18 U.S.C. § 5021(a)-(b) (emphasis added).
In enacting the "set aside" provision of the FYCA, Congress hoped to spur youthful offenders into productive citizenship by providing them with a "fresh start." See United States v. Nicolace, 90 F.3d 255, 258 (8th Cir. 1996) (citing Doe v. Webster, 606 F.2d 1226, 1234 (D.C. Cir. 1979)). Many courts, however, including the Eighth Circuit, have refused to equate the "set aside" requirements found in the FYCA with "expungement." See, e.g., United States v. Doe, 747 F.2d 1358, 1359 (11th Cir. 1984) (per curiam) (no expunction); United States v. Doe, 732 F.2d 229, 230-32 (1st Cir. 1984) (same); United States v. Doe, 556 F.2d 391, 392-93 (6th Cir. 1977) (same); United States v. McMains, 540 F.2d 387 (8th Cir. 1976) (same). Hence, while a conviction may be "set aside" under the FYCA, the records themselves are not destroyed and they may be used in calculating a defendant's criminal history, see Nicolace, 90 F.3d at 258, or to enhance a defendant's criminal sentence, see United States v. Gardner, 860 F.2d 1391 (7th Cir. 1988); United States v. Campbell, 724 F.2d 812 (9th Cir. 1984).
Contrasting the idea of a "fresh start" articulated by Congress in the FYCA is the broadly worded and far reaching mandate of the ICPFVPA, 25 U.S.C. § 3201 et seq. The ICPFVPA is premised in part on the Congressional finding that "no resource . . . is more vital to the continued existence and integrity of Indian tribes than their children and the United States has a direct interest, as trustee, in protecting Indian children who are members of, or are eligible for membership in, an Indian tribe." § 3201(a)(1)(F).

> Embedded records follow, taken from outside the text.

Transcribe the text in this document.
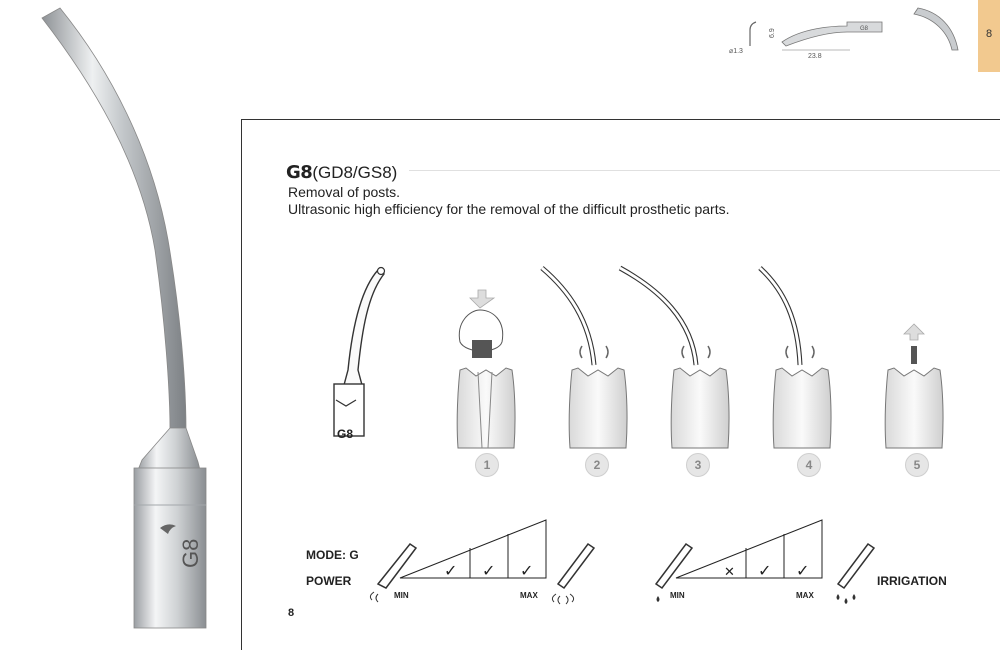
G8
⌀1.3
6.9	G8
23.8
8
G8(GD8/GS8)
Removal of posts.
Ultrasonic high efficiency for the removal of the difficult prosthetic parts.
G8
1	2	3	4	5
MODE: G
POWER	IRRIGATION
✓ ✓ ✓
MIN	MAX
✕ ✓ ✓
MIN	MAX
8
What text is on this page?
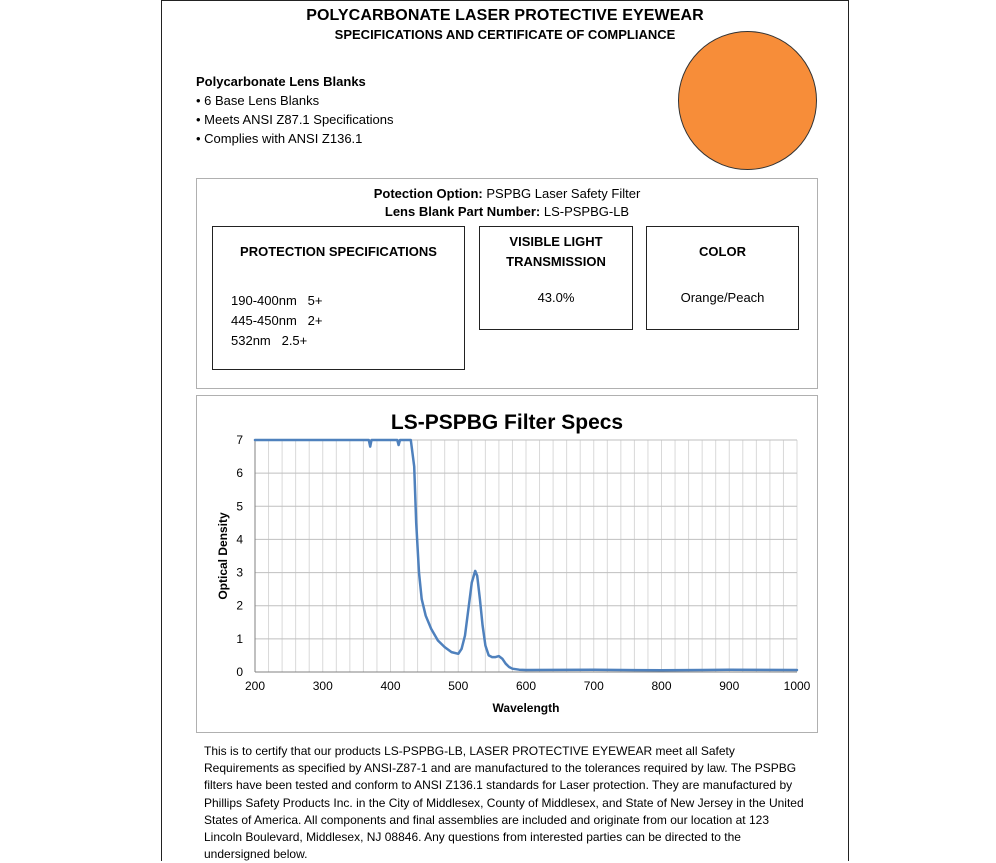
POLYCARBONATE LASER PROTECTIVE EYEWEAR
SPECIFICATIONS AND CERTIFICATE OF COMPLIANCE
Polycarbonate Lens Blanks
• 6 Base Lens Blanks
• Meets ANSI Z87.1 Specifications
• Complies with ANSI Z136.1
Potection Option: PSPBG Laser Safety Filter
Lens Blank Part Number: LS-PSPBG-LB
PROTECTION SPECIFICATIONS
190-400nm   5+
445-450nm   2+
532nm   2.5+
VISIBLE LIGHT
TRANSMISSION
43.0%
COLOR
Orange/Peach
0
1
2
3
4
5
6
7
200	300	400	500	600	700	800	900	1000
LS-PSPBG Filter Specs
Wavelength
Optical Density
This is to certify that our products LS-PSPBG-LB, LASER PROTECTIVE EYEWEAR meet all Safety Requirements as specified by ANSI-Z87-1 and are manufactured to the tolerances required by law. The PSPBG filters have been tested and conform to ANSI Z136.1 standards for Laser protection. They are manufactured by Phillips Safety Products Inc. in the City of Middlesex, County of Middlesex, and State of New Jersey in the United States of America. All components and final assemblies are included and originate from our location at 123 Lincoln Boulevard, Middlesex, NJ 08846. Any questions from interested parties can be directed to the undersigned below.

With this in mind, the ICPFVPA requires tribal organizations receiving federal funds under the Tribally Controlled Schools Act of 1988 to conduct an investigation into the character of each individual who is employed, or who is being considered for employment, for positions involving regular contact with, or control over, Indian children. See 25 U.S.C. § 3207(c)(1). Those persons subject to investigation must be found to possess "minimum standards of character" before being permitted to work around Indian children. See id. An employee is said to be without the "minimum standards of character" if he has been "found guilty of, or entered a plea of nolo contendre or guilty to, any offense under Federal, State, or tribal law involving crimes of violence; sexual assault, molestation, exploitation, contact or prostitution; or crimes against persons." Id. at 3207(b)-(c). In enacting this statute, Congress cast a wide net, choosing to shield Indian children from any person whose criminal background demonstrated a propensity for violence or inappropriate sexual conduct. While Congress could have included an exception for those persons whose convictions have been set aside pursuant to federal, state, or tribal law, it did not do so. Rather, the statute speaks in the broadest terms, disqualifying any person who has committed (at any time) a "crime of violence" or "crime against the person."
Having weighed Congress' goal of providing youthful offenders such as Johnson Bear Robe with a fresh start against Congress' responsibility to protect Indian children from the potential of harm perpetrated by persons employed or funded by the federal government, this Court concludes that the goals articulated in the FYCA must give way to Congress' obligation to protect Indian children. Accordingly, Bear Robe does not meet the minimum standards of character required by the ICPFVPA and his termination cannot be said to have been improper. CONCLUSION
Based upon the foregoing discussion, it is hereby ORDERED that Bear Robe's motion for summary judgment (Docket #21) is denied.
IT IS FURTHER ORDERED that Loneman School's motion for summary judgment (Docket #27) is granted.
IT IS FURTHER ORDERED that the United States' motion for summary judgment on behalf of Larry Parker (Docket #33) is granted.